The change of product has everything to do with the change of process of making bagels. As public taste for bagels grew beyond Jewish immigrant communities, technological innovations and services began to emerge. It was primarily rotary kilns, increasing production rates and allowing customers to buy fresh bagels. Then, it's the freezers that allow traders to sell the bagels of yesterday, tomorrow or in three weeks.

But the real knockout for the New York classic bagel came first in California (a bit like Apple's emoji bagel). In the late 1950s, Daniel Thompson, a California-based mathematics professor turned inventor, created the "bagel machine", which omitted many key milestones, including boiling water. The slices of dough that this machine had revealed were neither crispy nor tangy, but they still had a hole – and they were much, much less expensive to manufacture.

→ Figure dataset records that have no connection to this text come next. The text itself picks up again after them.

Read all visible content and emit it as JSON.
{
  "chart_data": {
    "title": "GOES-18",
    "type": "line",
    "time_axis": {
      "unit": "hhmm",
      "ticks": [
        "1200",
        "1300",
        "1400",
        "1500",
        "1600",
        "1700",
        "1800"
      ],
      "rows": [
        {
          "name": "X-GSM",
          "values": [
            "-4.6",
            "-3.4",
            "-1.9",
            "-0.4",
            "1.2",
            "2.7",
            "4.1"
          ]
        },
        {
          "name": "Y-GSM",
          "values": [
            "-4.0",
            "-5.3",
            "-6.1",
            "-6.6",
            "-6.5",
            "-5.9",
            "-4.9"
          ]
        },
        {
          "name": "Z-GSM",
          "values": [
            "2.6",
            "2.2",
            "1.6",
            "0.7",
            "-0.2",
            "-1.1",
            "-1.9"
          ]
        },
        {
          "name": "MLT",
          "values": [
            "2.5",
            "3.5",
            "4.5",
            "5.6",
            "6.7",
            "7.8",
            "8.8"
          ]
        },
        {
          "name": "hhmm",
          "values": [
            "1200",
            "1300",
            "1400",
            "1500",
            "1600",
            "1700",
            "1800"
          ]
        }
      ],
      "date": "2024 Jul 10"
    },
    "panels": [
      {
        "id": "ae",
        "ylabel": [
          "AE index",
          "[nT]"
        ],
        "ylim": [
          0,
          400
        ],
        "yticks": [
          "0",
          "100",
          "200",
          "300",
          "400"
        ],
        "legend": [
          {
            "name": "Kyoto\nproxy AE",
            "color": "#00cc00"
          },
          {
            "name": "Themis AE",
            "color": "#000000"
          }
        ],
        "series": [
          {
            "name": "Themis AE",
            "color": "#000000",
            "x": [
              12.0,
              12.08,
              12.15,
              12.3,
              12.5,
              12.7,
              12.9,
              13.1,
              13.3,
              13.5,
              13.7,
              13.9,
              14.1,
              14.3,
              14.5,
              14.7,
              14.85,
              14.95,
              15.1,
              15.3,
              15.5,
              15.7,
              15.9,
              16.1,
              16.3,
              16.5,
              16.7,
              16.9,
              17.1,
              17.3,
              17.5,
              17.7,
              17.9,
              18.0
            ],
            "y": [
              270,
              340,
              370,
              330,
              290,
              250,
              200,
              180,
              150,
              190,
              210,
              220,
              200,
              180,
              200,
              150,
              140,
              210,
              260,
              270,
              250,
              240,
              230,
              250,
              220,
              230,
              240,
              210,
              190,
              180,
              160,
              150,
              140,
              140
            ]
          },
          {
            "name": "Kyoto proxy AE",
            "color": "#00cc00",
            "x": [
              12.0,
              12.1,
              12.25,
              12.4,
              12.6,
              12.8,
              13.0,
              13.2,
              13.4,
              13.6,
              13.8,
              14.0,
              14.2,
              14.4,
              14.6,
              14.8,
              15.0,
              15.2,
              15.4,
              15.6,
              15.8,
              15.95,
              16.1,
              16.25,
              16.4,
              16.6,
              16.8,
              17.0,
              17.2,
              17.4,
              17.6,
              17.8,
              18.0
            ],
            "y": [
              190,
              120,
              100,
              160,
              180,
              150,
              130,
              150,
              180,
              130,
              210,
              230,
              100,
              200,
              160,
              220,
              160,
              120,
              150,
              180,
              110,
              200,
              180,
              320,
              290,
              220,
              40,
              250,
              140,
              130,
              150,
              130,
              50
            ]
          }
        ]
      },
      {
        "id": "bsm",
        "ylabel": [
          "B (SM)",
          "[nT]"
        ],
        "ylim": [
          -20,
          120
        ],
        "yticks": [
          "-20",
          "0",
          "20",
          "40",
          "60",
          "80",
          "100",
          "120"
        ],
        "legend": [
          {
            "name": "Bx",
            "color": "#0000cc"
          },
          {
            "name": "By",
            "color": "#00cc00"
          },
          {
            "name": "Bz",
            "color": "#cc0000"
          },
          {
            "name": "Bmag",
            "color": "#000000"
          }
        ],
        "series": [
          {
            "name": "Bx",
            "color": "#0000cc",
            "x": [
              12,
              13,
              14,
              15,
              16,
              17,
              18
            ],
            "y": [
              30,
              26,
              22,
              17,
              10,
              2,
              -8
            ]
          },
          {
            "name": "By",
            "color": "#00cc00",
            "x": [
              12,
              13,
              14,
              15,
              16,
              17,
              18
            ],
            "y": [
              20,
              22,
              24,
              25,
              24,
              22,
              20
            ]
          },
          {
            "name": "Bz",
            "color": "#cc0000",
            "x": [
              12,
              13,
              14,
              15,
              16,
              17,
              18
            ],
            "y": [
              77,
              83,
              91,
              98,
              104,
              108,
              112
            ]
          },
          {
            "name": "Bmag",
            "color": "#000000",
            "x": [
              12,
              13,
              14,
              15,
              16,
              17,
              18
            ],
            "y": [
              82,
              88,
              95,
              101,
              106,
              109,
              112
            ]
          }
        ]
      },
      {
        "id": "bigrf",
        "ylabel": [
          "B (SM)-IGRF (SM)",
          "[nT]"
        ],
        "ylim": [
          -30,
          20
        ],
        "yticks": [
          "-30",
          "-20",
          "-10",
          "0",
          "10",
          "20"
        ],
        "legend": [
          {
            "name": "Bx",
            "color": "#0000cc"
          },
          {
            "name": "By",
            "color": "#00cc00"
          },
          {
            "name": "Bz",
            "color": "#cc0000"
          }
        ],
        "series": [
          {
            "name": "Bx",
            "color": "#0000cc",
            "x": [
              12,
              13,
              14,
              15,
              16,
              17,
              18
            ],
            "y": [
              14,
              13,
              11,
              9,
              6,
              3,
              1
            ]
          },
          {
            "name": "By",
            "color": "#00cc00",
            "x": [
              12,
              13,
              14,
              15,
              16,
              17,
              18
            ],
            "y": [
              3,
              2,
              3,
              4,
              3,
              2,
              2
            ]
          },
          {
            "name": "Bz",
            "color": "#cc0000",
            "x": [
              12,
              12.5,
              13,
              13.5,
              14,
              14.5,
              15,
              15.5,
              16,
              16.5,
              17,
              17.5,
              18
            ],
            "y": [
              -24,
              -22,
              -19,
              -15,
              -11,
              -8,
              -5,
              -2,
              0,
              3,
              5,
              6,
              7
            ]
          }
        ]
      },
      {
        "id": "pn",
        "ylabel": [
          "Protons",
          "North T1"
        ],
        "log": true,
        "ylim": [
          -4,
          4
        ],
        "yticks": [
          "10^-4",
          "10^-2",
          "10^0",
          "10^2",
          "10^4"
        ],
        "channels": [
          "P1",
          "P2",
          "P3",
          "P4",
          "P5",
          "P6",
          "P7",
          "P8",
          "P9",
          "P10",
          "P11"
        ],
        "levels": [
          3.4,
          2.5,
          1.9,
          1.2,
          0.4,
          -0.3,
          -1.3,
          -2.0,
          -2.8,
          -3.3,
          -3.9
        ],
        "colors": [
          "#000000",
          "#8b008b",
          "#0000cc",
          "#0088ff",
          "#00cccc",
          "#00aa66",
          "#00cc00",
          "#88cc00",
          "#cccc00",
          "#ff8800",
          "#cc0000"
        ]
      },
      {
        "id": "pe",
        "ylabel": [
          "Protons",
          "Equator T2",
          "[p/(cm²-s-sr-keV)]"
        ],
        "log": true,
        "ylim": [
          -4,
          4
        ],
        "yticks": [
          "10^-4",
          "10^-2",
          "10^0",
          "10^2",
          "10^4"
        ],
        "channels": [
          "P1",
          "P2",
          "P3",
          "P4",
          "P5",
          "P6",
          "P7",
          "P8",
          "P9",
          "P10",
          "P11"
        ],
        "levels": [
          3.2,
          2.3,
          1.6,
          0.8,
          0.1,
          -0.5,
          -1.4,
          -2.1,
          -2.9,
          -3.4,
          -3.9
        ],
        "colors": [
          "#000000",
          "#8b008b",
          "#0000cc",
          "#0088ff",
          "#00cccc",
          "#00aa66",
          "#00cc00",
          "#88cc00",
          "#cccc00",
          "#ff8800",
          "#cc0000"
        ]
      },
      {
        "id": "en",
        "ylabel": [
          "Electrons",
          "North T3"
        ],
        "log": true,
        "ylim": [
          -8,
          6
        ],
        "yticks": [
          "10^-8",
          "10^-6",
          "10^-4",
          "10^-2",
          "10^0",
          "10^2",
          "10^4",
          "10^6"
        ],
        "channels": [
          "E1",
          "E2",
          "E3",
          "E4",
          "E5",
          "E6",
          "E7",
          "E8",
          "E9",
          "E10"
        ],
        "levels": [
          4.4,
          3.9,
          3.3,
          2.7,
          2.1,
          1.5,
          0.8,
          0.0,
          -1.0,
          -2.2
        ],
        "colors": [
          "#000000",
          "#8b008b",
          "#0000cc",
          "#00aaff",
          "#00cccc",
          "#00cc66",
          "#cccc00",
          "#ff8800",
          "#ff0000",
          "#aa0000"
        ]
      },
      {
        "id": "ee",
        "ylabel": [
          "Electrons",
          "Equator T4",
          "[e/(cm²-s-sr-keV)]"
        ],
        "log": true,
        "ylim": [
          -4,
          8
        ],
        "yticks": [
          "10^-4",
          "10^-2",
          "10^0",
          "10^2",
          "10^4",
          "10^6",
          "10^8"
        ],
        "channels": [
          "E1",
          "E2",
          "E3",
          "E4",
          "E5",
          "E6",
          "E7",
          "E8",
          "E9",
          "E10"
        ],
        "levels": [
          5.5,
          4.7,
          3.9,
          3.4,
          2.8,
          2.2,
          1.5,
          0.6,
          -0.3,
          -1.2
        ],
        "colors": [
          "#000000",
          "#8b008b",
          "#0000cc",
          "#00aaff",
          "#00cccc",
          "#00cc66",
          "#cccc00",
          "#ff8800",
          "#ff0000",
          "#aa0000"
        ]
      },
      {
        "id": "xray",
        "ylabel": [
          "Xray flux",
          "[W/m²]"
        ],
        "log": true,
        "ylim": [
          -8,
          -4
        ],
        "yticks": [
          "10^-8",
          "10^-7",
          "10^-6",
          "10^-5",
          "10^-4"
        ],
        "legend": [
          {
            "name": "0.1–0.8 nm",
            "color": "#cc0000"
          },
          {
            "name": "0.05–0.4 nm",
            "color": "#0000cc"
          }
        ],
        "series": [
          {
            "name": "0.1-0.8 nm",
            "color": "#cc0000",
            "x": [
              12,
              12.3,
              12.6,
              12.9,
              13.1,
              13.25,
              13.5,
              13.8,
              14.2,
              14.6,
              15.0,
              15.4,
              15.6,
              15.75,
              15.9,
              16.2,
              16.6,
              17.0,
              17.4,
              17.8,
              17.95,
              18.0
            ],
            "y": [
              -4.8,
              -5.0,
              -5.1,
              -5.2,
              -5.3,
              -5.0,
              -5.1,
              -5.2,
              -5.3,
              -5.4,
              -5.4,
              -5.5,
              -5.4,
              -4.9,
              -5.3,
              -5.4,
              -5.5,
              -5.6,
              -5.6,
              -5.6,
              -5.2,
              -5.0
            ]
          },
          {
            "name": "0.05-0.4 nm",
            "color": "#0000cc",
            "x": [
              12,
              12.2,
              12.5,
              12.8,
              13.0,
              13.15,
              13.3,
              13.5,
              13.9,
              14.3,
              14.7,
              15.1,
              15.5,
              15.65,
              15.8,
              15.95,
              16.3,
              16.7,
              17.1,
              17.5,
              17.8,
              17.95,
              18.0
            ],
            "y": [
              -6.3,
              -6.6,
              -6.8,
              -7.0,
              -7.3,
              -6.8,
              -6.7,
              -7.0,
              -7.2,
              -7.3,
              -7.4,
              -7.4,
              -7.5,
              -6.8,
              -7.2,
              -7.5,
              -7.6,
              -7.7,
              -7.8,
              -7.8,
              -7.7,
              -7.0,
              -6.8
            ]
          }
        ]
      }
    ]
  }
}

When Lender, a bakery in New Haven, Connecticut, bought one of the machines to increase the number of bagels it could sell to locals, that was the beginning of the end handmade bagel. Americans, both near and far, have fallen in love with these ultra-convenient sliced ​​frozen bagels. They had a taste of cinnamon and raisins, rather than lactic acid; you can put them in your toaster even weeks after the purchase; they were small enough not to sit on their belly like a rock during the rest of the day.

CARL LENDER / CC BY 2.0

Murray Lender, with the family product.

Crucially, as Murray Lender said in a 1969 interview, the ethnic identity of the bagel should be reduced to nothing. "When most people call it a Jewish product, it hurts us," he said. "It's a roll, a roll that has personality." When he suggested toppings, Lender was keen to avoid cream cheese and lox (smoked salmon): "It limits them. Think of the toasted bagels and jam, if you will.

And so the bagel became mainstream, but in a form that barely resembled its original glory. According to Balinska, in 1986, total domestic bagel sales reached $ 500 million. Some 40% were frozen. Most American bagels are still produced by this type of machine.

The secret of New York high quality bagels has nothing to do with the minerals in their water, as many say. Instead, this is the process – that people still stick to the rituals of cooling and retarding, boiling and cooking, albeit with a little help from machines . Factory-made bagels, which tend to run out of steam, simply can not produce the same result.

That's why it's such a shame that Apple's bagel emoji is so obviously a supermarket bagel. Emoji should be the platonic ideal of what you are trying to express: the most elegantly set dumpling, the most succulent mango, the largest napa cabbage. Emoji as the fibrous shell of the coconut reveal the possibility of details and nuances.

The emoji bagel is nothing like that. It is the degradation of an iconic baked product and the erasure of its difficult immigrant experience. We deserve better.